We compared normal HPV-negative patients (n=48) with high-risk HPV-positive patients referred as HSIL (n=45) with regard to their p14ARF and p16INK4a expression. We used published SYBR-Green I assays and related the expression to the housekeeping gene ACTB. As expected, we found that relative p16INK4a and p14ARF transcript frequencies increased significantly in samples of patients with HSIL diagnoses. We also found a significant correlation between the patient age and the increased expression of p16INK4a and p14ARF that interfered with HPV-induced upregulation.

Overall, p16INK4a expression was higher than the p14ARF expression in HSIL patients. In women with equal diagnosis, both transcripts were significantly upregulated in older patients compared with younger patients (see Table 3). This age-dependent upregulation can strongly influence the HPV oncogene-related upregulation of p14ARF and p16INK4a. For p16INK4a, the comparison between younger normal women with older HSIL patients would result in an upregulation of 17.12-fold. In turn, older normal women compared with younger HSIL would result in 2.34-fold higher expression only. Therefore, age induces a bias concerning p14ARF and p16INK4a expression.

Patients in the HSIL group were younger compared with the normal group, because of the higher HPV prevalence in young women. Although the age difference of normal women was wider compared with patients with HSIL diagnosis, the age-related upregulation was in the same range.
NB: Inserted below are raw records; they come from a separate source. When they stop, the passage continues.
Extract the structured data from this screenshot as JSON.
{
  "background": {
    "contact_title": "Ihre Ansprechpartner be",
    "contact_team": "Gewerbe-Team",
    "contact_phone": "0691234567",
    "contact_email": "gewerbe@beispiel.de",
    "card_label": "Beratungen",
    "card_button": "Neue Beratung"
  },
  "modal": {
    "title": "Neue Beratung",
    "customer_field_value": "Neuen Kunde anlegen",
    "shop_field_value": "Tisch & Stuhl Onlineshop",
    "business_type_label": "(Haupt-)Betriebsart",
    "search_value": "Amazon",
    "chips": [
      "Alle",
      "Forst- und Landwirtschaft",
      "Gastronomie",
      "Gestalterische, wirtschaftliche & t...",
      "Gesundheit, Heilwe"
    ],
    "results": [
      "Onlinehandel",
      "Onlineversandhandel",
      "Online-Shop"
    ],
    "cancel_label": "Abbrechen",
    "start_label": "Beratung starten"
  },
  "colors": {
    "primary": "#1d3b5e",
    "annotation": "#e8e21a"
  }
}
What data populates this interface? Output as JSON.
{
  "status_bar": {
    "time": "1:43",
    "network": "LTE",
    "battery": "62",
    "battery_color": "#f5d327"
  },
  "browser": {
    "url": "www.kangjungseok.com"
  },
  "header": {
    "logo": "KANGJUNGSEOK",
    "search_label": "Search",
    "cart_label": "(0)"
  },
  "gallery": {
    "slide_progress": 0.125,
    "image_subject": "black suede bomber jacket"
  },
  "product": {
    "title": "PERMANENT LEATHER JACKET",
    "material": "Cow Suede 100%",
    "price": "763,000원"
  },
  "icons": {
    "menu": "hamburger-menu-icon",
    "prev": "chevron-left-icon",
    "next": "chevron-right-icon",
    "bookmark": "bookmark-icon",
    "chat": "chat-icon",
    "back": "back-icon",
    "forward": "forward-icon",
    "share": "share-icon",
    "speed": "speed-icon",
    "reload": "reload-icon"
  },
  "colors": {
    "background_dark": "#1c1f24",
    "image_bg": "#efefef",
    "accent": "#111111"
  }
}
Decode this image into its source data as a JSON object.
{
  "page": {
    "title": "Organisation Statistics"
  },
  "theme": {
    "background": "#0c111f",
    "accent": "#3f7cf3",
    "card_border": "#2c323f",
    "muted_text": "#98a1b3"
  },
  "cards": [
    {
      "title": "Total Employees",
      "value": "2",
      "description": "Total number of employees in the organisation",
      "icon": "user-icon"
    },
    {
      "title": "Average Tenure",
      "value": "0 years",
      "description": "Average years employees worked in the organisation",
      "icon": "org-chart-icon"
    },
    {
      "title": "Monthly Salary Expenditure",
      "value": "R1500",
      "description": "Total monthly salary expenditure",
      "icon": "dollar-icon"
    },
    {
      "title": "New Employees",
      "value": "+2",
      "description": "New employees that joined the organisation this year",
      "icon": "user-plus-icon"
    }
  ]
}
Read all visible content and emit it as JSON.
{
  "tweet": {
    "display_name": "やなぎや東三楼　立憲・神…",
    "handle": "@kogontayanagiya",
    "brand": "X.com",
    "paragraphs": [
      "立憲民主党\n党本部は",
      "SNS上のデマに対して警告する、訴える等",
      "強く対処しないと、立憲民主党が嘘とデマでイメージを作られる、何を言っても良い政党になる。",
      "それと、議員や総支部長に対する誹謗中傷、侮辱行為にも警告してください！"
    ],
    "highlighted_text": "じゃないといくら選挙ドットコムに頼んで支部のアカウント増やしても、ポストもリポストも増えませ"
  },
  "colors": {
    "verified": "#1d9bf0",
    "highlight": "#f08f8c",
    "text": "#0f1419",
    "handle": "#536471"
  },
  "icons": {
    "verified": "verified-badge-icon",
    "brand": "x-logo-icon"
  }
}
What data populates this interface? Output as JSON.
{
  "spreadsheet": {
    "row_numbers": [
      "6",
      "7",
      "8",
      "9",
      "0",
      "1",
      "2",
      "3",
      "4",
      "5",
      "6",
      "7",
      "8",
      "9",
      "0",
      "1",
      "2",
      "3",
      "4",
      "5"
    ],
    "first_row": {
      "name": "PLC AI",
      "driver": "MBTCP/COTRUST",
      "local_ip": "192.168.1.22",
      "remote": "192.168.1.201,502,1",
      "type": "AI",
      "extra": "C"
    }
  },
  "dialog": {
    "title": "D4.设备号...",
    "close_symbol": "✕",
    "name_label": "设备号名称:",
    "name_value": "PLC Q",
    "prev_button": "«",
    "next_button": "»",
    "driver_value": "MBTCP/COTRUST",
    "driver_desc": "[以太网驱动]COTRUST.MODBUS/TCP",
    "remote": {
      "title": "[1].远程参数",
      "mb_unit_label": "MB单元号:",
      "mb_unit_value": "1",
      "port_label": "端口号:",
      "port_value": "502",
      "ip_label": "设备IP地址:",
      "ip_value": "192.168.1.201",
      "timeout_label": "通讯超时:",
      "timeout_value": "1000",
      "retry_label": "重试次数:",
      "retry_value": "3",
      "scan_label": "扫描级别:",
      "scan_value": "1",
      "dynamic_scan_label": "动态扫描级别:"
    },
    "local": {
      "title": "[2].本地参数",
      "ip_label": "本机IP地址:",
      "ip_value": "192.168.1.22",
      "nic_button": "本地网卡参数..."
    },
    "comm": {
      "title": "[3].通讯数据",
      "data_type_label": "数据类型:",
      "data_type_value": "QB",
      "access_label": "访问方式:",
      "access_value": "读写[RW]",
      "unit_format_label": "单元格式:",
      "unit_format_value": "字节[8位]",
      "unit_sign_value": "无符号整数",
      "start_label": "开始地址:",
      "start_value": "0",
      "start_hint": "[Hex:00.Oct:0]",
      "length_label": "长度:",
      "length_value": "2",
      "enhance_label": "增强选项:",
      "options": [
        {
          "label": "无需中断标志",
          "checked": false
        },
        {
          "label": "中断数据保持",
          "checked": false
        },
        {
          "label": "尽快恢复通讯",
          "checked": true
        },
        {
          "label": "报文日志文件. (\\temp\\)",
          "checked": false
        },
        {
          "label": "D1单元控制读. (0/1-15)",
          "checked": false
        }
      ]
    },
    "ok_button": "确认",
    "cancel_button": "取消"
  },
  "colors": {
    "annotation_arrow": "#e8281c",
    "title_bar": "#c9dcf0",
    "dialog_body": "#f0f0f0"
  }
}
The quantification of mRNA using real-time PCR has the advantage to be independent from subjective visual sample assessment, as well as being high-throughput compatible. However, the use of mRNA from exfoliated cervical cells is challenging, because cervical scrapes consist of cervical mucus, cellular debris and mRNA is mostly degraded. This critical fact affords small PCR amplicons, good storage solutions and a rapid sample processing. We tested the RNA integrity number in a subset of patients and found mRNA from cervical smears to be highly degraded. Indeed, some samples may be not suitable for mRNA-based analysis. A total of 11 and 15 out of 45 HSIL patients did not reach sufficient p16INK4a and p14ARF levels, respectively. This may be due to insufficient RNA quality. To investigate whether degradation occurred in situ or during storage and extraction, we validated our sampling and extraction procedure by simultaneous treatment of cervical cell lines. The high RNA integrity numbers in the cell lines verified our appropriate extraction and storage procedure. We suggest that beside RNA quality, it may be advantageous to extract the relevant material to reduce the ratio of healthy to dysplastic tissue. Our samples were taken under colposcopic control. This may have enhanced the quality of sampling. Tumor cell enrichment through techniques such as laser capture microdissection was not investigated in this study, as the design aimed to analyze the feasibility of CDKN2A/B mRNA analysis in a standard clinical setting. Our results warrant further analysis of mRNA expression of p16INK4a and p14ARF from cervical smears.